Le Grand Paris peine à naître alors que le Greater London ou le Grosser Berlin existent déjà depuis longtemps. Mais le débat plonge ses racines fort loin, à la fois dans le terreau révolutionnaire mais aussi royal, voire plus ancien encore, au moment où les premières paroisses étaient découpées par les évêques du haut Moyen-Âge. Les provinces d’Ancien régime ont la vie dure car elles ont été le cadre politique mais aussi culturel de la France. Mais la Normandie n’a pas la même ancienneté que la région Rhône-Alpes, par exemple. La sédimentation historique n’est pas partout la même.
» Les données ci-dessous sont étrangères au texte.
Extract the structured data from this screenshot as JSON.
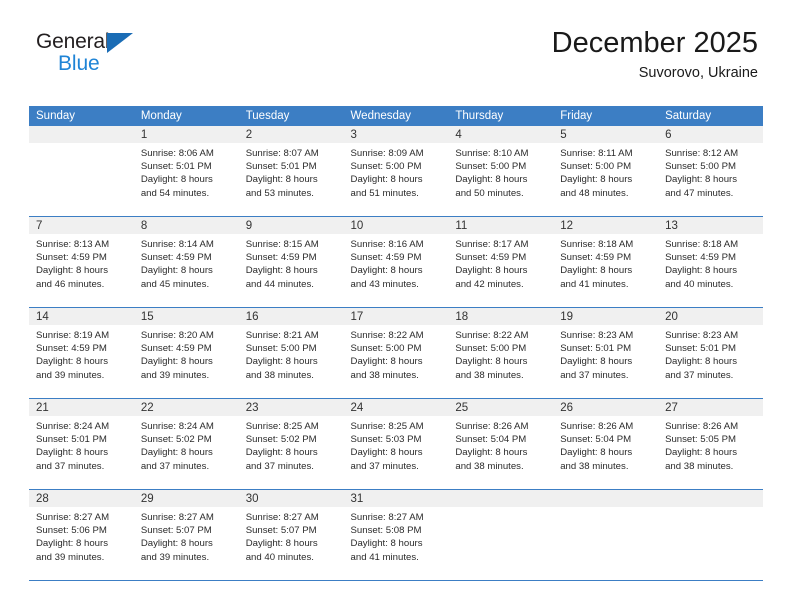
{
  "brand": {
    "name_part1": "General",
    "name_part2": "Blue",
    "accent_color": "#1f84d6",
    "triangle_color": "#1a6cb5"
  },
  "header": {
    "title": "December 2025",
    "subtitle": "Suvorovo, Ukraine"
  },
  "theme": {
    "header_bg": "#3C7EC4",
    "daynum_bg": "#F0F0F0",
    "grid_line": "#3C7EC4"
  },
  "weekday_headers": [
    "Sunday",
    "Monday",
    "Tuesday",
    "Wednesday",
    "Thursday",
    "Friday",
    "Saturday"
  ],
  "weeks": [
    [
      {
        "day": "",
        "sunrise": "",
        "sunset": "",
        "daylight1": "",
        "daylight2": ""
      },
      {
        "day": "1",
        "sunrise": "Sunrise: 8:06 AM",
        "sunset": "Sunset: 5:01 PM",
        "daylight1": "Daylight: 8 hours",
        "daylight2": "and 54 minutes."
      },
      {
        "day": "2",
        "sunrise": "Sunrise: 8:07 AM",
        "sunset": "Sunset: 5:01 PM",
        "daylight1": "Daylight: 8 hours",
        "daylight2": "and 53 minutes."
      },
      {
        "day": "3",
        "sunrise": "Sunrise: 8:09 AM",
        "sunset": "Sunset: 5:00 PM",
        "daylight1": "Daylight: 8 hours",
        "daylight2": "and 51 minutes."
      },
      {
        "day": "4",
        "sunrise": "Sunrise: 8:10 AM",
        "sunset": "Sunset: 5:00 PM",
        "daylight1": "Daylight: 8 hours",
        "daylight2": "and 50 minutes."
      },
      {
        "day": "5",
        "sunrise": "Sunrise: 8:11 AM",
        "sunset": "Sunset: 5:00 PM",
        "daylight1": "Daylight: 8 hours",
        "daylight2": "and 48 minutes."
      },
      {
        "day": "6",
        "sunrise": "Sunrise: 8:12 AM",
        "sunset": "Sunset: 5:00 PM",
        "daylight1": "Daylight: 8 hours",
        "daylight2": "and 47 minutes."
      }
    ],
    [
      {
        "day": "7",
        "sunrise": "Sunrise: 8:13 AM",
        "sunset": "Sunset: 4:59 PM",
        "daylight1": "Daylight: 8 hours",
        "daylight2": "and 46 minutes."
      },
      {
        "day": "8",
        "sunrise": "Sunrise: 8:14 AM",
        "sunset": "Sunset: 4:59 PM",
        "daylight1": "Daylight: 8 hours",
        "daylight2": "and 45 minutes."
      },
      {
        "day": "9",
        "sunrise": "Sunrise: 8:15 AM",
        "sunset": "Sunset: 4:59 PM",
        "daylight1": "Daylight: 8 hours",
        "daylight2": "and 44 minutes."
      },
      {
        "day": "10",
        "sunrise": "Sunrise: 8:16 AM",
        "sunset": "Sunset: 4:59 PM",
        "daylight1": "Daylight: 8 hours",
        "daylight2": "and 43 minutes."
      },
      {
        "day": "11",
        "sunrise": "Sunrise: 8:17 AM",
        "sunset": "Sunset: 4:59 PM",
        "daylight1": "Daylight: 8 hours",
        "daylight2": "and 42 minutes."
      },
      {
        "day": "12",
        "sunrise": "Sunrise: 8:18 AM",
        "sunset": "Sunset: 4:59 PM",
        "daylight1": "Daylight: 8 hours",
        "daylight2": "and 41 minutes."
      },
      {
        "day": "13",
        "sunrise": "Sunrise: 8:18 AM",
        "sunset": "Sunset: 4:59 PM",
        "daylight1": "Daylight: 8 hours",
        "daylight2": "and 40 minutes."
      }
    ],
    [
      {
        "day": "14",
        "sunrise": "Sunrise: 8:19 AM",
        "sunset": "Sunset: 4:59 PM",
        "daylight1": "Daylight: 8 hours",
        "daylight2": "and 39 minutes."
      },
      {
        "day": "15",
        "sunrise": "Sunrise: 8:20 AM",
        "sunset": "Sunset: 4:59 PM",
        "daylight1": "Daylight: 8 hours",
        "daylight2": "and 39 minutes."
      },
      {
        "day": "16",
        "sunrise": "Sunrise: 8:21 AM",
        "sunset": "Sunset: 5:00 PM",
        "daylight1": "Daylight: 8 hours",
        "daylight2": "and 38 minutes."
      },
      {
        "day": "17",
        "sunrise": "Sunrise: 8:22 AM",
        "sunset": "Sunset: 5:00 PM",
        "daylight1": "Daylight: 8 hours",
        "daylight2": "and 38 minutes."
      },
      {
        "day": "18",
        "sunrise": "Sunrise: 8:22 AM",
        "sunset": "Sunset: 5:00 PM",
        "daylight1": "Daylight: 8 hours",
        "daylight2": "and 38 minutes."
      },
      {
        "day": "19",
        "sunrise": "Sunrise: 8:23 AM",
        "sunset": "Sunset: 5:01 PM",
        "daylight1": "Daylight: 8 hours",
        "daylight2": "and 37 minutes."
      },
      {
        "day": "20",
        "sunrise": "Sunrise: 8:23 AM",
        "sunset": "Sunset: 5:01 PM",
        "daylight1": "Daylight: 8 hours",
        "daylight2": "and 37 minutes."
      }
    ],
    [
      {
        "day": "21",
        "sunrise": "Sunrise: 8:24 AM",
        "sunset": "Sunset: 5:01 PM",
        "daylight1": "Daylight: 8 hours",
        "daylight2": "and 37 minutes."
      },
      {
        "day": "22",
        "sunrise": "Sunrise: 8:24 AM",
        "sunset": "Sunset: 5:02 PM",
        "daylight1": "Daylight: 8 hours",
        "daylight2": "and 37 minutes."
      },
      {
        "day": "23",
        "sunrise": "Sunrise: 8:25 AM",
        "sunset": "Sunset: 5:02 PM",
        "daylight1": "Daylight: 8 hours",
        "daylight2": "and 37 minutes."
      },
      {
        "day": "24",
        "sunrise": "Sunrise: 8:25 AM",
        "sunset": "Sunset: 5:03 PM",
        "daylight1": "Daylight: 8 hours",
        "daylight2": "and 37 minutes."
      },
      {
        "day": "25",
        "sunrise": "Sunrise: 8:26 AM",
        "sunset": "Sunset: 5:04 PM",
        "daylight1": "Daylight: 8 hours",
        "daylight2": "and 38 minutes."
      },
      {
        "day": "26",
        "sunrise": "Sunrise: 8:26 AM",
        "sunset": "Sunset: 5:04 PM",
        "daylight1": "Daylight: 8 hours",
        "daylight2": "and 38 minutes."
      },
      {
        "day": "27",
        "sunrise": "Sunrise: 8:26 AM",
        "sunset": "Sunset: 5:05 PM",
        "daylight1": "Daylight: 8 hours",
        "daylight2": "and 38 minutes."
      }
    ],
    [
      {
        "day": "28",
        "sunrise": "Sunrise: 8:27 AM",
        "sunset": "Sunset: 5:06 PM",
        "daylight1": "Daylight: 8 hours",
        "daylight2": "and 39 minutes."
      },
      {
        "day": "29",
        "sunrise": "Sunrise: 8:27 AM",
        "sunset": "Sunset: 5:07 PM",
        "daylight1": "Daylight: 8 hours",
        "daylight2": "and 39 minutes."
      },
      {
        "day": "30",
        "sunrise": "Sunrise: 8:27 AM",
        "sunset": "Sunset: 5:07 PM",
        "daylight1": "Daylight: 8 hours",
        "daylight2": "and 40 minutes."
      },
      {
        "day": "31",
        "sunrise": "Sunrise: 8:27 AM",
        "sunset": "Sunset: 5:08 PM",
        "daylight1": "Daylight: 8 hours",
        "daylight2": "and 41 minutes."
      },
      {
        "day": "",
        "sunrise": "",
        "sunset": "",
        "daylight1": "",
        "daylight2": ""
      },
      {
        "day": "",
        "sunrise": "",
        "sunset": "",
        "daylight1": "",
        "daylight2": ""
      },
      {
        "day": "",
        "sunrise": "",
        "sunset": "",
        "daylight1": "",
        "daylight2": ""
      }
    ]
  ]
}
Une nation aussi ancienne que la France pose donc d’évidents problèmes de cohérence et d’efficacité. Mais à l’instar de certaines élites « républicaines » auto-reproduites et jalouses de leurs prérogatives, les niches engendrées par les lois de décentralisation ont créé autant de nouveaux privilèges qu’il sera difficile de réformer.
La plupart des analystes s’accordent pour dire que le volet politique de ces fusions est particulièrement ardu en raison des problèmes de démocratie et de gouvernance. Dans le cas de Paris, il est évident que le président d’un Grand Paris serait extrêmement puissant, car l’Ile-de-France est un peu comme la Californie pour les États-Unis, en termes de taille, de population, de richesse.
Il faut admettre que les découpages territoriaux nouveaux ont en France été souvent faits… par les deux Napoléon, c’est-à-dire des régimes autoritaires. « Qui s’y frotte s’y pique« : telle semble la devise de ce dossier sur les fusions territoriales.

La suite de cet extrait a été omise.